Work was recently finished on a four-year project to bring the structure up to date, which has also been known as Yaletown Square.
The project involved the rehabilitation of the two-storey building and the addition of a three-storey contemporary structure above.
The redevelopment created shell commercial space in the lower heavy-timber portion, and shell office space in the steel and glass addition.
Heritage interventions included preservation of the original exterior masonry walls and wood windows, restoration of the store front and cornice, and seismic upgrading of the historic heavy timber structure.
Derek Fleming, the project lead and associate principal at Acton Ostry Architects Inc., which was the architect on the project, said that in the late 1970s the building “underwent renovations unsympathetic to the historic building that saw the removal of many significant character-defining elements.
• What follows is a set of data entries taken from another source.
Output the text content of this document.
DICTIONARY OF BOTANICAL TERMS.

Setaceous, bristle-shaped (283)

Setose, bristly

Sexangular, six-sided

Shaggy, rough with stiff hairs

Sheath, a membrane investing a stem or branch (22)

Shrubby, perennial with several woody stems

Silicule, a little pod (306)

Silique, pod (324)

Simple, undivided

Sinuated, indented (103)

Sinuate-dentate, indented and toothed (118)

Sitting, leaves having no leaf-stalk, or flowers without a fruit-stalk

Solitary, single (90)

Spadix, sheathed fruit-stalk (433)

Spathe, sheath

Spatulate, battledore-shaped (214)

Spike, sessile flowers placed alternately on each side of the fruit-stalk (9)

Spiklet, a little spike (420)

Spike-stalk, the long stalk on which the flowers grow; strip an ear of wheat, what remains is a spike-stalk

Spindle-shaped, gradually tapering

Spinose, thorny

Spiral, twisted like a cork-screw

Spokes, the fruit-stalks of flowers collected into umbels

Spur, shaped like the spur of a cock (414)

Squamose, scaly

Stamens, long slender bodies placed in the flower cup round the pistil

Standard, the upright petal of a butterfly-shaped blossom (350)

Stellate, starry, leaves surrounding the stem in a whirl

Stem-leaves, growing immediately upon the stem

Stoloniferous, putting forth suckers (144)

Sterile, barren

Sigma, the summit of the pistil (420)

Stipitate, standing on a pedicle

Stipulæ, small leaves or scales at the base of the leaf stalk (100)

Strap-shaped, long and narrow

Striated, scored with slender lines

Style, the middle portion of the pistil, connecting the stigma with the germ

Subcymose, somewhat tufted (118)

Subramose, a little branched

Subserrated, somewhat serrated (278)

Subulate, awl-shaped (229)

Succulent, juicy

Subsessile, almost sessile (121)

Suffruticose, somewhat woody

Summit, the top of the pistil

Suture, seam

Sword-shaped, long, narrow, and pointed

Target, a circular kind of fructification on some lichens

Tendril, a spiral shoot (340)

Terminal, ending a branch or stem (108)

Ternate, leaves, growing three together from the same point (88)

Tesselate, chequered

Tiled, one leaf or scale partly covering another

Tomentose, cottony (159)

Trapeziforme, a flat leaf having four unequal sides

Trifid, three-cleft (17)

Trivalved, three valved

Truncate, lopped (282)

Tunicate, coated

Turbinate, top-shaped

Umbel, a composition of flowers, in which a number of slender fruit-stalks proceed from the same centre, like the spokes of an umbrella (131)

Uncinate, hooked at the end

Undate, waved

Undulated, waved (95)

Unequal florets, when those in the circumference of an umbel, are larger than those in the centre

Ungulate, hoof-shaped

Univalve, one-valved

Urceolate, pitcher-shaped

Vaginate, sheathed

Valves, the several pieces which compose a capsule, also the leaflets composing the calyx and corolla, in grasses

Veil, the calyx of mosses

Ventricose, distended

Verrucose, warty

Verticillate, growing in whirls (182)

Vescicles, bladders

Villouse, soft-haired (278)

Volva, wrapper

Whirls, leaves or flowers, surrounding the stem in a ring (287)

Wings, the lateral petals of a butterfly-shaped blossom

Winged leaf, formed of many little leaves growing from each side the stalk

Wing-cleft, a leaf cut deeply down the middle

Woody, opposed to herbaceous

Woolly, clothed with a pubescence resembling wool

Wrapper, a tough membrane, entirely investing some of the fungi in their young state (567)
“The changes were made without any apparent thought to the heritage nature of the building,” said Fleming. “The original storefront and the overhanging cornice were removed. In addition, an exterior breezeway was cut into the building on Homer, an atrium was carved out in the middle, and a sunken entrance was created.”
The project was a mixture of rehabilitation and retention, said Fleming.
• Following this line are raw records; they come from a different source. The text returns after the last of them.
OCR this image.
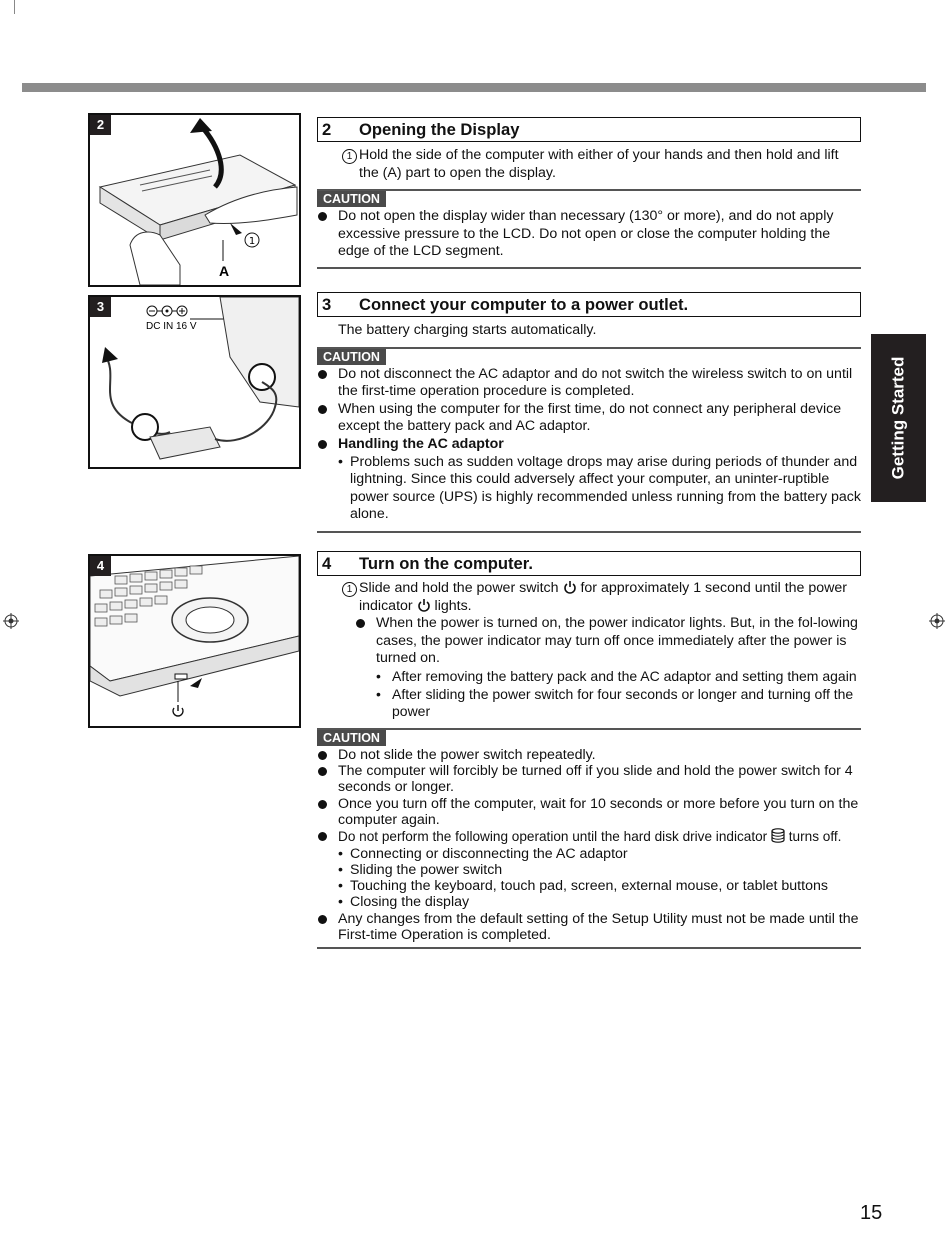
Getting Started
2
1
A
3
DC IN 16 V
4
2 Opening the Display
1 Hold the side of the computer with either of your hands and then hold and lift the (A) part to open the display.
CAUTION
Do not open the display wider than necessary (130° or more), and do not apply excessive pressure to the LCD. Do not open or close the computer holding the edge of the LCD segment.
3 Connect your computer to a power outlet.
The battery charging starts automatically.
CAUTION
Do not disconnect the AC adaptor and do not switch the wireless switch to on until the first-time operation procedure is completed.
When using the computer for the first time, do not connect any peripheral device except the battery pack and AC adaptor.
Handling the AC adaptor
• Problems such as sudden voltage drops may arise during periods of thunder and lightning. Since this could adversely affect your computer, an uninter-ruptible power source (UPS) is highly recommended unless running from the battery pack alone.
4 Turn on the computer.
1 Slide and hold the power switch for approximately 1 second until the power indicator lights.
When the power is turned on, the power indicator lights. But, in the fol-lowing cases, the power indicator may turn off once immediately after the power is turned on.
• After removing the battery pack and the AC adaptor and setting them again
• After sliding the power switch for four seconds or longer and turning off the power
CAUTION
Do not slide the power switch repeatedly.
The computer will forcibly be turned off if you slide and hold the power switch for 4 seconds or longer.
Once you turn off the computer, wait for 10 seconds or more before you turn on the computer again.
Do not perform the following operation until the hard disk drive indicator turns off.
• Connecting or disconnecting the AC adaptor
• Sliding the power switch
• Touching the keyboard, touch pad, screen, external mouse, or tablet buttons
• Closing the display
Any changes from the default setting of the Setup Utility must not be made until the First-time Operation is completed.
15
“Because Yaletown Square wasn’t legally protected, the owner could have torn the building down and built a new one on the same site and avoided all the challenges connected with preserving and rehabilitating it,” he said. “But he thought the building had character and wanted to keep it.”
Fleming said Yaletown Square was “a fun project, very interesting, with lots of unique challenges with project-specific problems to solve.
“Nothing about it was straightforward,” he said. “There was limited information about the building, just one or two old photos. And it took longer to complete the project than we projected, because COVID-19 caused some delays in construction.”
Fleming said that in addition to Yaletown Square, Acton Ostry has worked on other heritage projects in Vancouver, such as the Salt Building, located on the south shore of False Creek, the Alhambra Building and the Flack Block.
The latter two buildings are located in Gastown, one of Canada’s first heritage districts and a short walk from Yaletown.
Gastown was developed at the end of the 19th century and Yaletown a little later, at the beginning of the 20th century.
Gastown was close to Burrard Inlet and the western terminus of the Canadian Pacific Railway, and Yaletown was adjacent to False Creek and more CPR tracks.
For many years both were busy commercial districts humming with the activity of warehouses and factories.
Vancouver civic historian John Atkin said the warehousing and manufacturing businesses started to leave Yaletown in the late 1970s.
“The change in transportation and shipping had an impact on trucks making deliveries in the city, especially with the move to containers,” said Atkin. “And Yaletown’s streets were not built to handle large semi-trailers.”
In addition, many of the industries located in and around Yaletown were subject to changing business models.
“The paper companies that used to be on False Creek were swallowed up by larger conglomerates,” said Atkin. “They moved to purpose-built business parks in the suburbs.”
At about the same time as the warehouses and factories in Yaletown were closing, other businesses were moving in to replace them.
“The Vancouver School of Art had its graphic design and film studios on Smithe Street,” said Atkin. “Artists and others were taking over the warehouse space, so that an informal community was developing around the remaining businesses.”
In the 1980s, the provincial government bought the CPR rail yards, which became the site of BC Place, and later Expo 86, an international exposition of transportation and communications. The World’s Fair of 1986.
Yaletown’s existing building stock has been redeveloped and adapted to provide both residential and business units.
“Yaletown is a successful reinvention of a district that manages to retain and adapt heritage buildings that leaves the sense of the industrial past intact while accommodating new uses and in some cases new construction,” said Atkin. “I think this shows how a heritage district can continue to evolve and not be encased in amber.”
Anyone who is interested in finding out more about the rehabilitation of Yaletown Square can attend a “heritage lunch and learn” presentation by Fleming.
The online presentation takes place Sept. 14, from 12 to 1 p.m.